À vocation continentale, l’Agenda intéresse bien entendu le Maroc aussi  en tant que membre de l’UA et pays ayant impulsé cet Agenda. Le Maroc devrait, par conséquent, donner l’exemple en opérationnalisant cet Agenda sous tous ses aspects, même si cet instrument n’a pas de valeur juridique contraignante et respecte la souveraineté des États .

Certes, des progrès et des avancées ont été réalisés au Maroc qu’il faut relever et mettre en avant, au niveau de l’analyse, mais des lacunes et des dysfonctionnements subsistent.

C’est ainsi que si nous avons une stratégie globale, cohérente et intégrée, en matière d’immigration et d’asile, dans le cadre de la Nouvelle Politique Migratoire du Maroc impulsée par le Roi Mohammed VI, à l’automne 2013, qui a permis, notamment, la régularisation administrative de quelque 50.000 immigrés en situation administrative irrégulière ( essentiellement de l’Afrique subsaharienne ) , la stratégie nationale relative aux citoyens marocains à l’étranger ( près de six millions fin 2018) fait toujours défaut .

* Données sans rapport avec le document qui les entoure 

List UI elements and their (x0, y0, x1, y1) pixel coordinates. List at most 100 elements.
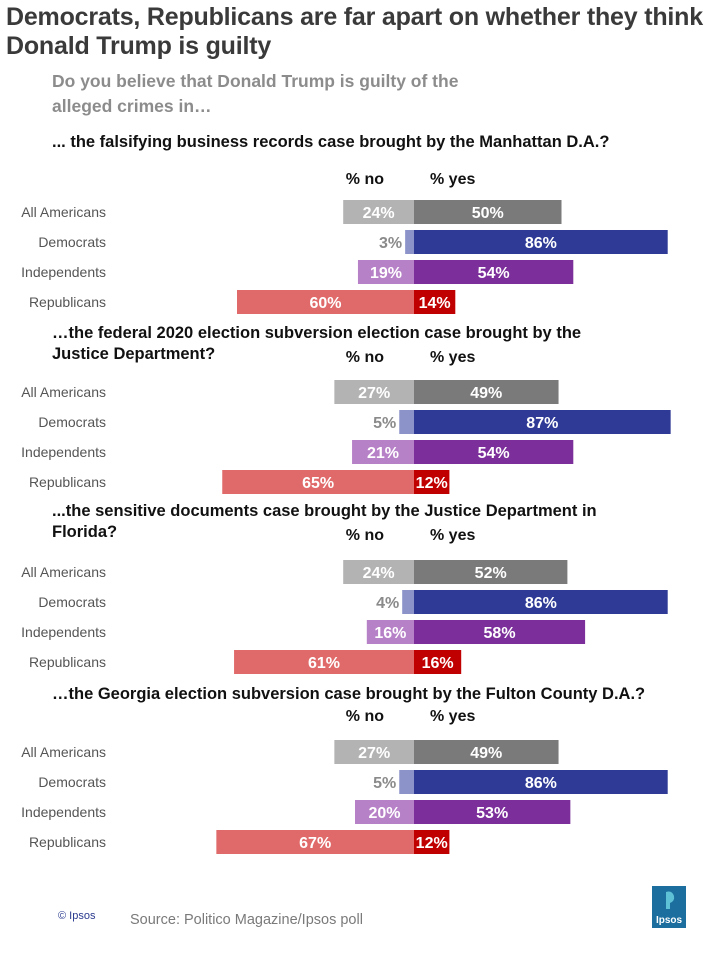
panel-question: …the federal 2020 election subversion el… (52, 324, 581, 342)
data-label-yes: 58% (484, 625, 516, 642)
bar-yes (414, 830, 450, 854)
bar-yes (414, 620, 586, 644)
data-label-yes: 12% (416, 835, 448, 852)
category-label: All Americans (21, 744, 106, 760)
bar-no (237, 290, 414, 314)
bar-no (399, 770, 414, 794)
category-label: Independents (21, 444, 106, 460)
data-label-no: 61% (308, 655, 340, 672)
data-label-no: 5% (373, 775, 396, 792)
ipsos-logo-icon: Ipsos (652, 886, 686, 928)
source-note: Source: Politico Magazine/Ipsos poll (130, 912, 363, 928)
category-label: Independents (21, 264, 106, 280)
bar-yes (414, 380, 559, 404)
bar-yes (414, 440, 574, 464)
category-label: All Americans (21, 564, 106, 580)
bar-no (402, 590, 414, 614)
bar-no (334, 740, 414, 764)
panel-question: ...the sensitive documents case brought … (52, 502, 597, 520)
logo-text: Ipsos (656, 915, 683, 926)
data-label-no: 24% (363, 205, 395, 222)
data-label-no: 27% (358, 385, 390, 402)
bar-yes (414, 290, 456, 314)
bar-no (352, 440, 414, 464)
category-label: Democrats (38, 774, 106, 790)
data-label-yes: 54% (478, 445, 510, 462)
bar-yes (414, 800, 571, 824)
data-label-yes: 49% (470, 745, 502, 762)
panel-question: Justice Department? (52, 345, 215, 363)
data-label-yes: 12% (416, 475, 448, 492)
bar-no (405, 230, 414, 254)
category-label: All Americans (21, 384, 106, 400)
data-label-no: 27% (358, 745, 390, 762)
data-label-no: 60% (309, 295, 341, 312)
bar-yes (414, 770, 668, 794)
bar-no (222, 470, 414, 494)
data-label-no: 16% (374, 625, 406, 642)
bar-no (357, 260, 414, 284)
data-label-no: 67% (299, 835, 331, 852)
bar-yes (414, 200, 562, 224)
data-label-yes: 52% (475, 565, 507, 582)
bar-yes (414, 740, 559, 764)
data-label-no: 65% (302, 475, 334, 492)
bar-yes (414, 410, 671, 434)
bar-yes (414, 470, 450, 494)
data-label-yes: 86% (525, 235, 557, 252)
bar-no (366, 620, 414, 644)
data-label-no: 20% (368, 805, 400, 822)
data-label-yes: 16% (422, 655, 454, 672)
category-label: Independents (21, 624, 106, 640)
category-label: Independents (21, 804, 106, 820)
diverging-bar-chart: ... the falsifying business records case… (21, 133, 671, 854)
data-label-yes: 50% (472, 205, 504, 222)
category-label: Republicans (29, 834, 106, 850)
bar-yes (414, 230, 668, 254)
data-label-yes: 53% (476, 805, 508, 822)
bar-yes (414, 650, 462, 674)
column-header-yes: % yes (430, 349, 475, 366)
category-label: Democrats (38, 594, 106, 610)
category-label: Democrats (38, 234, 106, 250)
category-label: Democrats (38, 414, 106, 430)
column-header-no: % no (346, 349, 384, 366)
bar-no (343, 200, 414, 224)
bar-no (343, 560, 414, 584)
data-label-no: 5% (373, 415, 396, 432)
data-label-yes: 86% (525, 595, 557, 612)
data-label-no: 19% (370, 265, 402, 282)
data-label-yes: 86% (525, 775, 557, 792)
panel-question: Florida? (52, 523, 117, 541)
data-label-no: 24% (363, 565, 395, 582)
column-header-no: % no (346, 527, 384, 544)
bar-yes (414, 590, 668, 614)
category-label: Republicans (29, 654, 106, 670)
category-label: Republicans (29, 294, 106, 310)
panel-question: ... the falsifying business records case… (52, 133, 609, 151)
data-label-no: 21% (367, 445, 399, 462)
panel-question: …the Georgia election subversion case br… (52, 685, 645, 703)
data-label-no: 3% (379, 235, 402, 252)
column-header-yes: % yes (430, 527, 475, 544)
data-label-yes: 14% (419, 295, 451, 312)
chart-subtitle: Do you believe that Donald Trump is guil… (52, 71, 459, 116)
chart-title: Democrats, Republicans are far apart on … (6, 3, 703, 60)
data-label-yes: 49% (470, 385, 502, 402)
data-label-yes: 54% (478, 265, 510, 282)
column-header-yes: % yes (430, 171, 475, 188)
bar-no (355, 800, 414, 824)
category-label: All Americans (21, 204, 106, 220)
column-header-yes: % yes (430, 708, 475, 725)
copyright-text: © Ipsos (58, 910, 96, 922)
bar-yes (414, 260, 574, 284)
bar-no (234, 650, 414, 674)
category-label: Republicans (29, 474, 106, 490)
bar-no (216, 830, 414, 854)
data-label-yes: 87% (526, 415, 558, 432)
bar-no (399, 410, 414, 434)
bar-yes (414, 560, 568, 584)
column-header-no: % no (346, 171, 384, 188)
data-label-no: 4% (376, 595, 399, 612)
bar-no (334, 380, 414, 404)
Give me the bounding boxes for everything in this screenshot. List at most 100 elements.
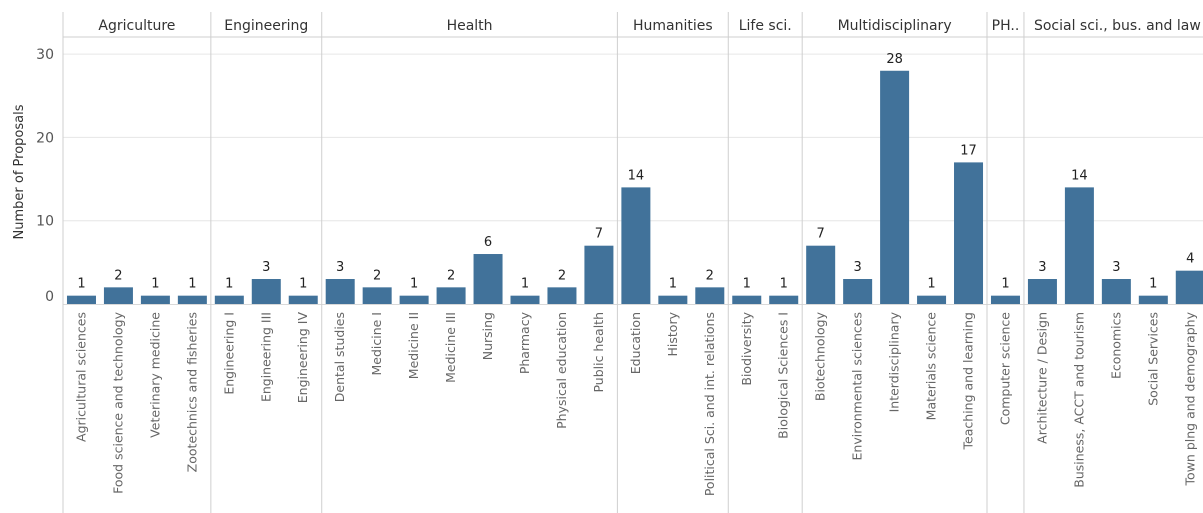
category-label: Biodiversity — [739, 311, 754, 385]
category-label: Physical education — [554, 312, 569, 429]
group-header-label: Life sci. — [739, 18, 792, 34]
data-label: 1 — [927, 277, 935, 292]
category-label: Engineering IV — [295, 312, 310, 404]
category-label: Agricultural sciences — [73, 312, 88, 442]
bar — [1027, 279, 1057, 304]
data-label: 7 — [595, 227, 603, 242]
group-dividers — [62, 12, 1203, 513]
category-label: Nursing — [480, 312, 495, 360]
bar — [695, 287, 725, 304]
bar — [658, 295, 688, 304]
y-axis: Number of Proposals 0 10 20 30 — [12, 47, 54, 305]
bars — [66, 70, 1203, 304]
data-label: 28 — [886, 52, 903, 67]
bar — [325, 279, 355, 304]
category-label: Materials science — [924, 312, 939, 421]
category-label: Teaching and learning — [961, 312, 976, 450]
group-header-label: Engineering — [224, 18, 308, 34]
category-label: Biological Sciences I — [776, 312, 791, 439]
group-header-label: Health — [447, 18, 493, 34]
data-label: 1 — [1001, 277, 1009, 292]
data-label: 17 — [960, 143, 977, 158]
bar — [214, 295, 244, 304]
data-label: 1 — [188, 277, 196, 292]
category-label: Biotechnology — [813, 311, 828, 401]
group-header-label: Agriculture — [98, 18, 175, 34]
bar — [1175, 270, 1203, 304]
category-label: Political Sci. and int. relations — [702, 312, 717, 496]
data-label: 2 — [373, 268, 381, 283]
bar — [251, 279, 281, 304]
bar — [954, 162, 984, 304]
data-label: 1 — [521, 277, 529, 292]
bar — [584, 245, 614, 304]
data-label: 1 — [151, 277, 159, 292]
y-tick-label: 30 — [36, 47, 54, 63]
bar — [1064, 187, 1094, 304]
data-label: 2 — [706, 268, 714, 283]
data-label: 3 — [1038, 260, 1046, 275]
category-label: Food science and technology — [110, 311, 125, 493]
bar — [140, 295, 170, 304]
bar — [547, 287, 577, 304]
category-label: Dental studies — [332, 312, 347, 402]
y-tick-label: 20 — [36, 130, 54, 146]
bar — [436, 287, 466, 304]
bar — [399, 295, 429, 304]
category-labels: Agricultural sciences Food science and te… — [73, 311, 1197, 496]
data-label: 3 — [1112, 260, 1120, 275]
data-label: 1 — [1149, 277, 1157, 292]
category-label: Medicine II — [406, 312, 421, 379]
y-axis-label: Number of Proposals — [12, 104, 27, 239]
category-label: Public health — [591, 312, 606, 393]
data-label: 1 — [299, 277, 307, 292]
group-header-label: PH.. — [992, 18, 1020, 34]
data-label: 1 — [77, 277, 85, 292]
bar — [732, 295, 762, 304]
group-header-label: Social sci., bus. and law — [1034, 18, 1201, 34]
bar — [917, 295, 947, 304]
category-label: Zootechnics and fisheries — [184, 312, 199, 472]
data-label: 3 — [853, 260, 861, 275]
bar — [843, 279, 873, 304]
data-label: 2 — [114, 268, 122, 283]
category-label: Veterinary medicine — [147, 312, 162, 438]
bar — [880, 70, 910, 304]
category-label: Economics — [1108, 312, 1123, 379]
bar — [66, 295, 96, 304]
group-headers: Agriculture Engineering Health Humanities Li… — [98, 18, 1200, 34]
data-label: 1 — [669, 277, 677, 292]
category-label: Medicine I — [369, 312, 384, 376]
category-label: History — [665, 311, 680, 356]
bar — [621, 187, 651, 304]
bar — [806, 245, 836, 304]
data-label: 2 — [447, 268, 455, 283]
data-label: 14 — [628, 168, 645, 183]
bar — [510, 295, 540, 304]
category-label: Education — [628, 312, 643, 374]
category-label: Town plng and demography — [1182, 311, 1197, 486]
category-label: Pharmacy — [517, 311, 532, 374]
bar — [362, 287, 392, 304]
bar — [1138, 295, 1168, 304]
category-label: Architecture / Design — [1034, 312, 1049, 444]
data-label: 14 — [1071, 168, 1088, 183]
data-label: 6 — [484, 235, 492, 250]
bar — [103, 287, 133, 304]
bar — [288, 295, 318, 304]
category-label: Interdisciplinary — [887, 311, 902, 412]
bar — [177, 295, 207, 304]
data-label: 2 — [558, 268, 566, 283]
data-label: 3 — [262, 260, 270, 275]
data-label: 7 — [817, 227, 825, 242]
data-label: 1 — [780, 277, 788, 292]
data-label: 1 — [410, 277, 418, 292]
data-label: 1 — [743, 277, 751, 292]
category-label: Medicine III — [443, 312, 458, 383]
category-label: Business, ACCT and tourism — [1071, 312, 1086, 488]
category-label: Computer science — [997, 312, 1012, 425]
data-label: 3 — [336, 260, 344, 275]
data-label: 1 — [225, 277, 233, 292]
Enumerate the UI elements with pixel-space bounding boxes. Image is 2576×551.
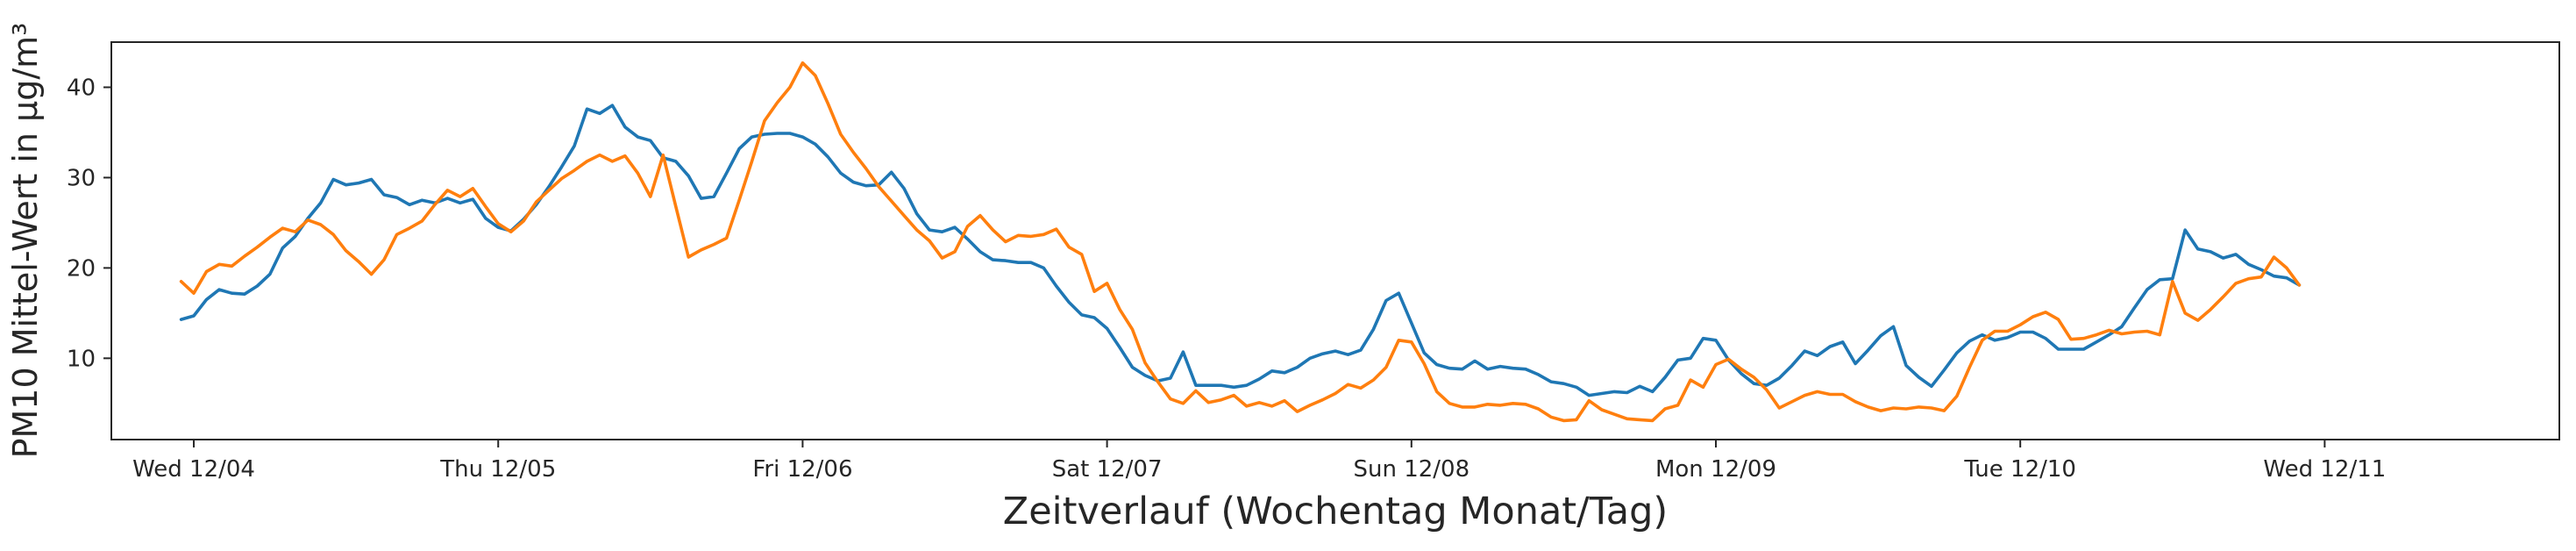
x-tick-label: Thu 12/05 <box>439 456 556 483</box>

De même, la mise à niveau juridique tarde encore : absence de loi sur l’asile, non révision fondamentale de la loi 02-03 sur l’immigration pour intégrer tous les droits reconnus dans la Constitution de 2011 et en cohérence avec la Nouvelle Politique Marocaine d’Immigration et d’Asile, absence de révision de la loi 19/89 portant création de la Fondation Hassan II pour les Marocains résidant à l’étranger, non opérationnalisation de l’article 163 de la Constitution de 2011 relatif à la constitutionnalisation du Conseil de la communauté marocaine à l’étranger (CCME), sans compter le nécessaire amendement de la loi sur la nationalité, le code du travail, le droit de constituer des associations… De plus, au niveau de la gouvernance, ces deux institutions nationales relatives aux « MRE » (CCME et Fondation), connaissent de graves dysfonctionnements et ne jouent pas véritablement leur rôle.

Par ailleurs, la mise en place au Maroc de l’Observatoire Africain sur la Migration ( et du Développement) qui est cité dans le Pacte, suppose aussi l’existence au Maroc d’un véritable observatoire national sur la migration et d’un agenda national de la recherche en la matière, avec l’implication étroite des compétences marocaines à l’intérieur du pays en termes de chercheurs et celles existant parmi la communauté marocaine résidant à l’étranger. Mais le passif en ce domaine subsiste toujours. On aurait souhaité qu’à l’occasion des deux rencontres mondiales à Marrakech sur la thématique migratoire, tous ces retards soient rattrapés et les dysfonctionnements en matière de gouvernance éliminés, mais les problèmes restent posés et il est très urgent de les mettre dans l’agenda des réformes internes, juste après la signature formelle du Pacte Mondial pour des migrations sûres, ordonnées et régulières, pour être en cohérence avec les engagements pris à Marrakech et être à la hauteur des responsabilités du Maroc au niveau de l’Afrique s’agissant du leadership relatif aux politiques migratoires.

_ A propos du Pacte, comme les Etats-Unis l’ont fait en 2017, plusieurs autres pays leur emboîtent le pas et la liste des défections et des pays qui rejettent le pacte mondial sur les migrations s’allonge. En effet, les retraits ou les reports de décision s’accumulent jetant le flou sur le sommet de Marrakech. D’ailleurs, même la Suisse qui a pourtant participé à la rédaction du texte se voit confrontée à une opposition parlementaire et fait volte-face. Or le texte n’est pas juridiquement contraignant, peut-on mettre ces virevoltes enregistrées sur le compte de la xénophobie et des politiques intérieures ?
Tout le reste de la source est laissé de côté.